Many Sena and MNS functionaries are hopeful that the warring cousins will fulfil senior Thackeray’s wish and join hands.

“Uddhav and Raj took turns and came down to brief visitors on his situation. While Uddhav was talking to VIPs and the people visiting, Raj kept in touch with doctors,” said a Sena leader who was present at Matoshree.

“Although this is not the right time, many of us are hoping that this coordination moves to the political arena too just as Balasaheb wanted,” he added.

Earlier, when asked about a possible political union, the brothers had said that this was a “purely personal matter and it should be kept away from the party issue”.

However, a senior BJP leader, who was present at Matoshree, said the two did not come together at any point.

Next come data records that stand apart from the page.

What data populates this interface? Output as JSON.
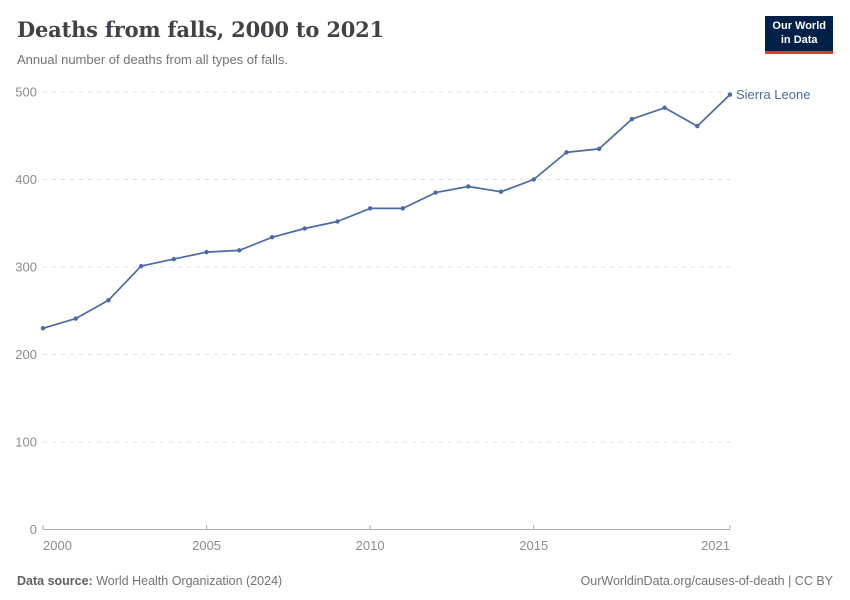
{
  "header": {
    "title": "Deaths from falls, 2000 to 2021",
    "subtitle": "Annual number of deaths from all types of falls."
  },
  "logo": {
    "line1": "Our World",
    "line2": "in Data"
  },
  "footer": {
    "source_label": "Data source:",
    "source_value": " World Health Organization (2024)",
    "credit": "OurWorldinData.org/causes-of-death | CC BY"
  },
  "colors": {
    "line": "#4a6aa5",
    "entity_label": "#4a6aa5",
    "logo_bg": "#002147",
    "logo_accent": "#dc3e26",
    "grid": "#dce1e5",
    "axis": "#a8aeb3",
    "tick_label": "#878d93"
  },
  "chart_data": {
    "type": "line",
    "title": "Deaths from falls, 2000 to 2021",
    "subtitle": "Annual number of deaths from all types of falls.",
    "xlabel": "",
    "ylabel": "",
    "x": [
      2000,
      2001,
      2002,
      2003,
      2004,
      2005,
      2006,
      2007,
      2008,
      2009,
      2010,
      2011,
      2012,
      2013,
      2014,
      2015,
      2016,
      2017,
      2018,
      2019,
      2020,
      2021
    ],
    "series": [
      {
        "name": "Sierra Leone",
        "values": [
          230,
          241,
          262,
          301,
          309,
          317,
          319,
          334,
          344,
          352,
          367,
          367,
          385,
          392,
          386,
          400,
          431,
          435,
          469,
          482,
          461,
          497
        ]
      }
    ],
    "xlim": [
      2000,
      2021
    ],
    "ylim": [
      0,
      500
    ],
    "xticks": [
      2000,
      2005,
      2010,
      2015,
      2021
    ],
    "yticks": [
      0,
      100,
      200,
      300,
      400,
      500
    ],
    "grid": "horizontal-dashed",
    "legend": "end-of-line-label",
    "markers": true
  }
}
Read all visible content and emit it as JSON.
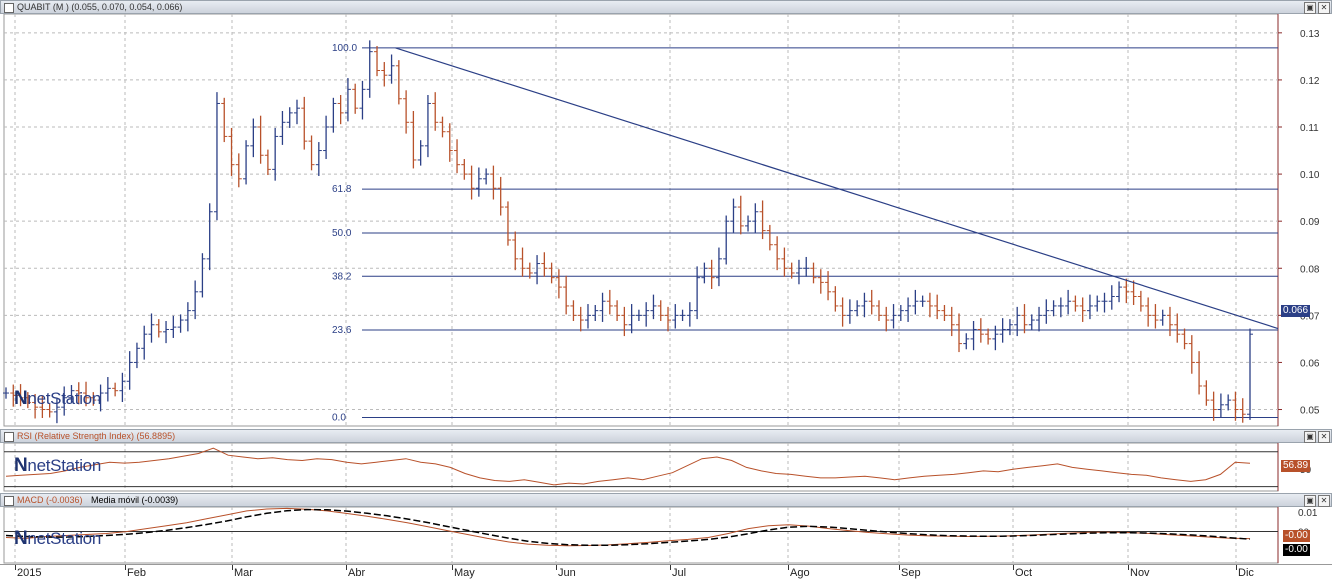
{
  "panels": {
    "price": {
      "title": "QUABIT (M ) (0.055, 0.070, 0.054, 0.066)"
    },
    "rsi": {
      "title": "RSI (Relative Strength Index) (56.8895)"
    },
    "macd": {
      "title_a": "MACD (-0.0036)",
      "title_b": "Media móvil (-0.0039)"
    }
  },
  "logo": {
    "mark": "N",
    "text": "netStation"
  },
  "window_buttons": {
    "restore": "▣",
    "close": "✕"
  },
  "tags": {
    "price_last": "0.066",
    "rsi_last": "56.89",
    "macd_a": "-0.00",
    "macd_b": "-0.00"
  },
  "colors": {
    "up": "#2b3f86",
    "down": "#b8512a",
    "line": "#2b3f86",
    "rsi": "#b8512a",
    "macd": "#b8512a",
    "signal": "#000000"
  },
  "chart_data": [
    {
      "type": "bar",
      "subtype": "ohlc",
      "ylim": [
        0.0465,
        0.134
      ],
      "yticks": [
        0.05,
        0.06,
        0.07,
        0.08,
        0.09,
        0.1,
        0.11,
        0.12,
        0.13
      ],
      "ytick_labels": [
        "0.05",
        "0.06",
        "0.07",
        "0.08",
        "0.09",
        "0.10",
        "0.11",
        "0.12",
        "0.13"
      ],
      "xlabels": [
        "2015",
        "Feb",
        "Mar",
        "Abr",
        "May",
        "Jun",
        "Jul",
        "Ago",
        "Sep",
        "Oct",
        "Nov",
        "Dic"
      ],
      "grid": true,
      "close": [
        0.0535,
        0.053,
        0.0525,
        0.0515,
        0.0505,
        0.05,
        0.0495,
        0.0505,
        0.0525,
        0.054,
        0.0535,
        0.0525,
        0.052,
        0.0535,
        0.0545,
        0.054,
        0.056,
        0.06,
        0.063,
        0.066,
        0.068,
        0.0665,
        0.067,
        0.0675,
        0.069,
        0.071,
        0.075,
        0.082,
        0.092,
        0.115,
        0.108,
        0.102,
        0.099,
        0.106,
        0.11,
        0.104,
        0.101,
        0.108,
        0.111,
        0.113,
        0.114,
        0.107,
        0.102,
        0.105,
        0.11,
        0.115,
        0.113,
        0.118,
        0.114,
        0.118,
        0.126,
        0.122,
        0.121,
        0.123,
        0.116,
        0.111,
        0.103,
        0.106,
        0.115,
        0.111,
        0.109,
        0.105,
        0.102,
        0.1,
        0.097,
        0.099,
        0.1,
        0.097,
        0.093,
        0.086,
        0.082,
        0.08,
        0.079,
        0.081,
        0.08,
        0.078,
        0.076,
        0.072,
        0.07,
        0.069,
        0.07,
        0.071,
        0.073,
        0.072,
        0.07,
        0.068,
        0.07,
        0.07,
        0.071,
        0.072,
        0.07,
        0.069,
        0.07,
        0.07,
        0.071,
        0.078,
        0.08,
        0.078,
        0.082,
        0.09,
        0.093,
        0.089,
        0.09,
        0.092,
        0.088,
        0.085,
        0.082,
        0.08,
        0.079,
        0.08,
        0.08,
        0.078,
        0.077,
        0.075,
        0.072,
        0.07,
        0.071,
        0.072,
        0.073,
        0.072,
        0.07,
        0.069,
        0.07,
        0.071,
        0.072,
        0.073,
        0.073,
        0.072,
        0.071,
        0.07,
        0.068,
        0.064,
        0.065,
        0.067,
        0.066,
        0.065,
        0.066,
        0.067,
        0.068,
        0.07,
        0.068,
        0.069,
        0.07,
        0.071,
        0.072,
        0.072,
        0.073,
        0.072,
        0.071,
        0.072,
        0.073,
        0.073,
        0.074,
        0.076,
        0.075,
        0.074,
        0.072,
        0.07,
        0.069,
        0.07,
        0.068,
        0.066,
        0.064,
        0.06,
        0.055,
        0.052,
        0.05,
        0.051,
        0.052,
        0.05,
        0.049,
        0.066
      ],
      "reference_lines": [
        {
          "label": "100.0",
          "value": 0.1268
        },
        {
          "label": "61.8",
          "value": 0.0968
        },
        {
          "label": "50.0",
          "value": 0.0875
        },
        {
          "label": "38.2",
          "value": 0.0783
        },
        {
          "label": "23.6",
          "value": 0.0669
        },
        {
          "label": "0.0",
          "value": 0.0483
        }
      ],
      "trendline": {
        "from": [
          53,
          0.1268
        ],
        "to": [
          177,
          0.0672
        ]
      }
    },
    {
      "type": "line",
      "name": "RSI",
      "ylim": [
        25,
        80
      ],
      "yticks": [
        50
      ],
      "ytick_labels": [
        "50"
      ],
      "levels": [
        70,
        30
      ],
      "values": [
        42,
        43,
        44,
        45,
        48,
        52,
        55,
        58,
        57,
        58,
        60,
        62,
        65,
        68,
        74,
        66,
        64,
        62,
        63,
        61,
        60,
        62,
        61,
        58,
        56,
        58,
        60,
        62,
        58,
        56,
        52,
        45,
        40,
        37,
        36,
        38,
        35,
        32,
        34,
        33,
        36,
        38,
        40,
        38,
        42,
        46,
        54,
        62,
        64,
        60,
        52,
        48,
        45,
        44,
        42,
        40,
        40,
        41,
        42,
        40,
        38,
        40,
        42,
        43,
        44,
        46,
        48,
        47,
        50,
        52,
        54,
        56,
        52,
        50,
        48,
        46,
        44,
        43,
        40,
        38,
        36,
        38,
        44,
        58,
        56.89
      ]
    },
    {
      "type": "line",
      "name": "MACD",
      "ylim": [
        -0.016,
        0.0125
      ],
      "yticks": [
        0.01,
        0.0
      ],
      "ytick_labels": [
        "0.01",
        "00"
      ],
      "zero_line": 0,
      "series": [
        {
          "values": [
            -0.003,
            -0.0035,
            -0.0025,
            -0.002,
            -0.0015,
            -0.001,
            0.0,
            0.0015,
            0.003,
            0.0045,
            0.0065,
            0.0085,
            0.0105,
            0.0115,
            0.0118,
            0.0114,
            0.0105,
            0.0092,
            0.0078,
            0.0062,
            0.0045,
            0.0025,
            0.0005,
            -0.0015,
            -0.0035,
            -0.0052,
            -0.0064,
            -0.007,
            -0.0072,
            -0.0071,
            -0.0068,
            -0.0062,
            -0.0055,
            -0.0047,
            -0.004,
            -0.003,
            -0.001,
            0.0015,
            0.003,
            0.0035,
            0.0028,
            0.0015,
            0.0005,
            -0.0005,
            -0.0012,
            -0.0018,
            -0.0022,
            -0.0024,
            -0.0025,
            -0.0024,
            -0.0022,
            -0.0018,
            -0.0013,
            -0.0008,
            -0.0004,
            -0.0003,
            -0.0005,
            -0.001,
            -0.0016,
            -0.0022,
            -0.0028,
            -0.0034,
            -0.0036
          ]
        },
        {
          "values": [
            -0.002,
            -0.0025,
            -0.0028,
            -0.0028,
            -0.0025,
            -0.002,
            -0.0014,
            -0.0005,
            0.0006,
            0.002,
            0.0036,
            0.0054,
            0.0075,
            0.0093,
            0.0106,
            0.0112,
            0.0111,
            0.0104,
            0.0093,
            0.008,
            0.0064,
            0.0046,
            0.0026,
            0.0006,
            -0.0014,
            -0.0033,
            -0.0049,
            -0.006,
            -0.0067,
            -0.007,
            -0.007,
            -0.0067,
            -0.0062,
            -0.0055,
            -0.0048,
            -0.004,
            -0.0028,
            -0.0011,
            0.0008,
            0.0022,
            0.0027,
            0.0023,
            0.0015,
            0.0006,
            -0.0003,
            -0.0011,
            -0.0017,
            -0.0021,
            -0.0023,
            -0.0024,
            -0.0023,
            -0.002,
            -0.0016,
            -0.0012,
            -0.0008,
            -0.0006,
            -0.0006,
            -0.0008,
            -0.0012,
            -0.0017,
            -0.0023,
            -0.0031,
            -0.0039
          ]
        }
      ]
    }
  ]
}
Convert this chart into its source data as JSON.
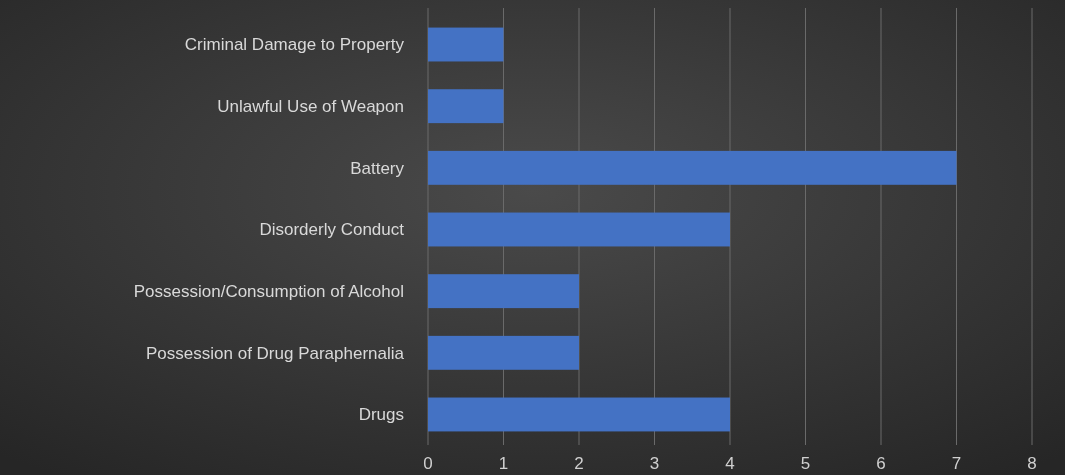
{
  "chart_data": {
    "type": "bar",
    "orientation": "horizontal",
    "categories": [
      "Criminal Damage to Property",
      "Unlawful Use of Weapon",
      "Battery",
      "Disorderly Conduct",
      "Possession/Consumption of Alcohol",
      "Possession of Drug Paraphernalia",
      "Drugs"
    ],
    "values": [
      1,
      1,
      7,
      4,
      2,
      2,
      4
    ],
    "color": "#4472c4",
    "xlim": [
      0,
      8
    ],
    "xticks": [
      0,
      1,
      2,
      3,
      4,
      5,
      6,
      7,
      8
    ],
    "grid": "x"
  }
}
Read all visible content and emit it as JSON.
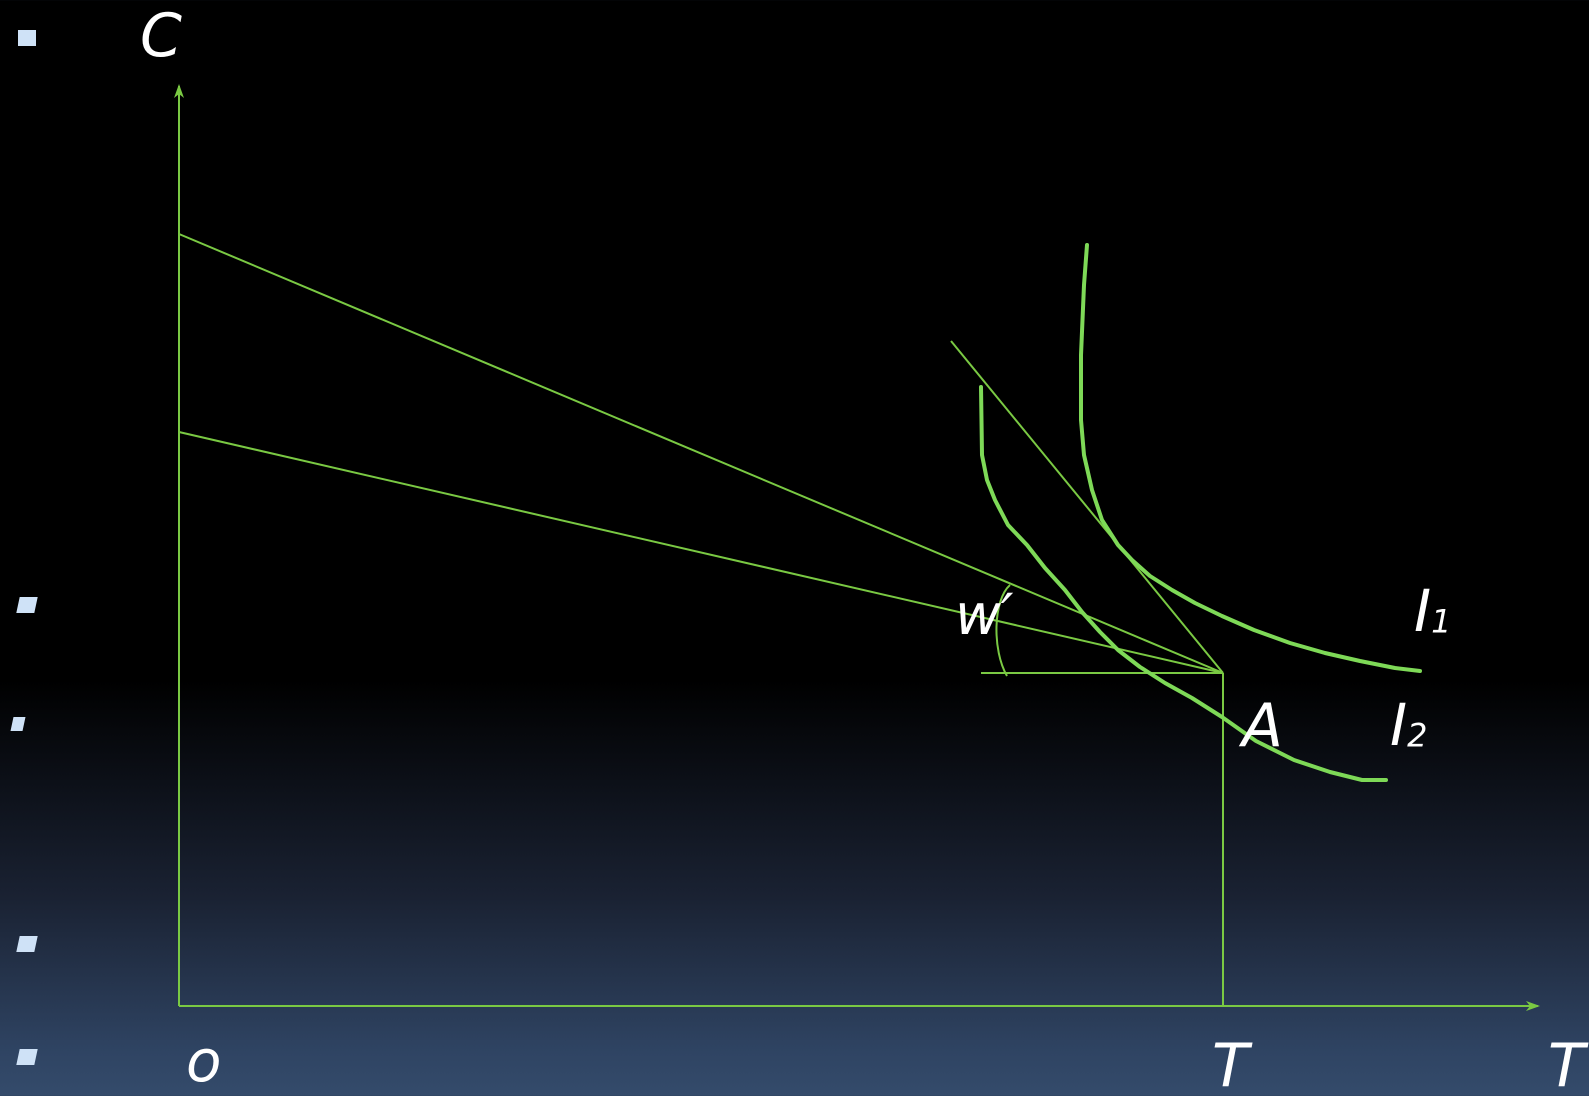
{
  "labels": {
    "y_axis": "C",
    "origin": "o",
    "x_axis_tick": "T",
    "x_axis_end": "T",
    "point": "A",
    "wage": "w′",
    "curve_i1_base": "I",
    "curve_i1_sub": "1",
    "curve_i2_base": "I",
    "curve_i2_sub": "2"
  },
  "colors": {
    "line": "#7ac943",
    "curve": "#7ed957",
    "text": "#ffffff",
    "bullet": "#cfe2f7"
  },
  "icons": [
    "square-bullet",
    "square-bullet",
    "square-bullet",
    "square-bullet",
    "square-bullet"
  ]
}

“There was no camaraderie between them. In fact, all senior MNS leaders were sitting outside the bungalow near the police chowkie, while Sena leaders were sitting in the house on the ground floor. Raj would occasionally go out to meet and update them,” he said.

Another Sena functionary explained that there was a divided opinion on Uddhav and Raj coming together.

“Sainiks close to Balasaheb think that they should join hands, whereas those close to Uddhav think Raj is a media manager who visiting his uncle only for hogging the limelight. And if Raj genuinely felt for his uncle, he would not have left the Sena,” he said.

Political analyst Surendra Jondhale said the two parties could not come together as one. “If the parties ever merge, the question of who will be the leader will remain. There can be an alliance for the 2014 elections with Sena and BJP, which might benefit both of them,” he said.